“I really thought you were a nice girl — I really did.”
A virginal aspiring actress (Maggie McNamara) accompanies an architect (William Holden) to his apartment, where she soon meets his embittered would-be girlfriend (Dawn Addams) and Addams’ playboy father (David Niven) — who, naturally, becomes interested in McNamara.
Genres, Themes, Actors, and Directors:
- David Niven Films
- Love Triangle
- Morality Police
- Otto Preminger Films
- Play Adaptations
- Romantic Comedy
- Strong Females
- William Holden Films
Otto Preminger’s cinematic adaptation of F. Hugh Herbert’s 1951 Broadway play was notorious for its open discussion of topics such as virginity, pregnancy, mistresses, and seduction; indeed, the entire storyline focuses on a refreshingly candid young woman (McNamara) who refuses to play romantic games, and isn’t afraid to voice exactly what she wants. While the film is very much of its era in terms of gender politics, it also plays with such notions openly — for instance, McNamara hopes to marry an older man and doesn’t mind if he already has kids, yet she’s more interested in cooking meals than living a pampered life. McNamara (who looks distractingly like Jean Simmons, though others have noted her resemblance to Debbie Reynolds) is well-cast in the lead role — and though her cadence-filled voice takes some getting used to, it’s at least distinctive. While the script is certainly no longer scandalous, the film remains an interesting historical glimpse into what once passed as controversial.
Redeeming Qualities and Moments:
- Ernest Laszlo’s cinematography
No, but it’s worth a look.
One thought on “Moon is Blue, The (1953)”
First viewing. Not must-see, though it may be of interest to film fanatics, historically, as being “instrumental in weakening the influence of the Production Code” (Wikipedia).
As per my post in ‘The ’40s-’50s in Film’ (fb):
“Y’know – I think I’ll buy some ham and eggs, too.”

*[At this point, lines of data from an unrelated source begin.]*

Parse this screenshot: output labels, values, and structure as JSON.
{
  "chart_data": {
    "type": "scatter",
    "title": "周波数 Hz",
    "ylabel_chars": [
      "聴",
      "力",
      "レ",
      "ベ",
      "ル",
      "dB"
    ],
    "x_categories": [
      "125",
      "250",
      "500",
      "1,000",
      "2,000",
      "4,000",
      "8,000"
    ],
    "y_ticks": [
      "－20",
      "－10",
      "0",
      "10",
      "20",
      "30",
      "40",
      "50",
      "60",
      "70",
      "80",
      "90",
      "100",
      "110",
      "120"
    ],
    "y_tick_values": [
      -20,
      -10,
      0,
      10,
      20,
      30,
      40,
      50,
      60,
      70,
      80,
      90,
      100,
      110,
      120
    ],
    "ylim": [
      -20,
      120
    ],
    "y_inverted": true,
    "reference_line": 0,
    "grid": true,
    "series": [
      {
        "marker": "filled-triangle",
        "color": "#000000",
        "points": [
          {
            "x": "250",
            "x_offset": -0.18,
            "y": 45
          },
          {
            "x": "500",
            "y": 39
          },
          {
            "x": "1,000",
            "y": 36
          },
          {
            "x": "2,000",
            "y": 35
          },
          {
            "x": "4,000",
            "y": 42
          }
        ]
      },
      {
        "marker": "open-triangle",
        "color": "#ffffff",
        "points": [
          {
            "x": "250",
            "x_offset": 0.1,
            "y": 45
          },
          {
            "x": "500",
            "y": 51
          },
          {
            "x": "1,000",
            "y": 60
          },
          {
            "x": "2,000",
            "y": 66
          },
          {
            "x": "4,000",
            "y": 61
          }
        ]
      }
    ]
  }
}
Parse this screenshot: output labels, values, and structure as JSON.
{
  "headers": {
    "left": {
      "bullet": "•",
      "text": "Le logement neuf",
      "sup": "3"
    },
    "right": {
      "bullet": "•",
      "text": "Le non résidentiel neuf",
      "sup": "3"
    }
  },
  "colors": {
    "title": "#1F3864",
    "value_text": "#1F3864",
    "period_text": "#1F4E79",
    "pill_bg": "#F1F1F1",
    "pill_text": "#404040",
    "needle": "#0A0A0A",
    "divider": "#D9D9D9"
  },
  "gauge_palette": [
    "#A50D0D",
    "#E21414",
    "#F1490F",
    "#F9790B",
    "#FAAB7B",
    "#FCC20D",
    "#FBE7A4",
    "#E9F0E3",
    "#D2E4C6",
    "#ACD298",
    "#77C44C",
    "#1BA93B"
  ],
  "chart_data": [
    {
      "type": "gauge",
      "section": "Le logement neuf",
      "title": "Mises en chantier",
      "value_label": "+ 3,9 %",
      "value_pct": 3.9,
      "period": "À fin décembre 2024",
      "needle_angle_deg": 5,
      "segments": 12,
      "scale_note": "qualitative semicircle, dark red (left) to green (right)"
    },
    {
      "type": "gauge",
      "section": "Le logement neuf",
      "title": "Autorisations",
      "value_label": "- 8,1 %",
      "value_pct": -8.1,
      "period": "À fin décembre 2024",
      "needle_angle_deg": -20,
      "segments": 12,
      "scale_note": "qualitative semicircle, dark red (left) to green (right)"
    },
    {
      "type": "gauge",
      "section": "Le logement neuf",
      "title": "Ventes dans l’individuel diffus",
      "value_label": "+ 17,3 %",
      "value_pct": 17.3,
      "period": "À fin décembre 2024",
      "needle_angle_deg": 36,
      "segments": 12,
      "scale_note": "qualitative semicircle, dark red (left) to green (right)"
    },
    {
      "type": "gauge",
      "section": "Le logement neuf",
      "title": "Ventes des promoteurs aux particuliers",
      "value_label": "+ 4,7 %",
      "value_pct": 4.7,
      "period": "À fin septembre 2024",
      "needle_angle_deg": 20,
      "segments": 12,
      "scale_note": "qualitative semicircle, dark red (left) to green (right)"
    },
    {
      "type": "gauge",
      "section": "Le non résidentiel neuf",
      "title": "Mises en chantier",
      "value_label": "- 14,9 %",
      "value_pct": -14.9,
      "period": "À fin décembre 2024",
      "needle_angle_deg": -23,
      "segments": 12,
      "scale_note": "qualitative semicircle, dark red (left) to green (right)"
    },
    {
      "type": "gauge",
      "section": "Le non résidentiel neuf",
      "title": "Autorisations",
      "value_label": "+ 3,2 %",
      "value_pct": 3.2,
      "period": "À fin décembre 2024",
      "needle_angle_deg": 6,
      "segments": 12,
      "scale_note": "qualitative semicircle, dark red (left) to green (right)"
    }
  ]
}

‘The Moon Is Blue’ (1953): This is the Otto Preminger film that caused such a CONTROVERSIAL STIR because the script included the word ‘virgin’. ~ which apparently is something of an urban legend. (See Wikipedia link in comments for all that you may or may not need to know about this film.) It only made it to the screen because the original play (also directed by Preminger) ran on Broadway for close to 1,000 performances – so, of course, there was money to be made. Seen today, the film is not only innocuous (as many saw it at the time) but it’s even downright odd: a boy meets girl tale in which – yes – there is a lot of talk about sex (it’s an almost hopelessly talky flick), but there’s nothing remotely close to any actual sex… and there are only a couple of harmless kisses (or, as Madeline Kahn famously said, “No tongues!”). I do love how the quote above becomes ‘code’ for “You’re spending the night.” …What the film reveals now (and a viewing may be interesting on that count alone) is how panicked and messed-up ‘moral’ groups in the ’50s were about sex. (No one, of course, was supposed to have any sex at all before marriage and people were expected to be basically ignorant of their own bodies.) … This same sort-of ‘What should a good girl do?’ premise would pop up again in 1963 for ‘Sunday in New York’ (with Jane Fonda and Rod Taylor; still a much better, much funnier film). But, surprisingly – in a cast that boasts William Holden and David Niven – the leading lady Maggie McNamara turns in a rather charming (Oscar-nommed) performance as the “professional virgin” because she fully embraces the fluff of it all and goes at it with full-throttle conviction.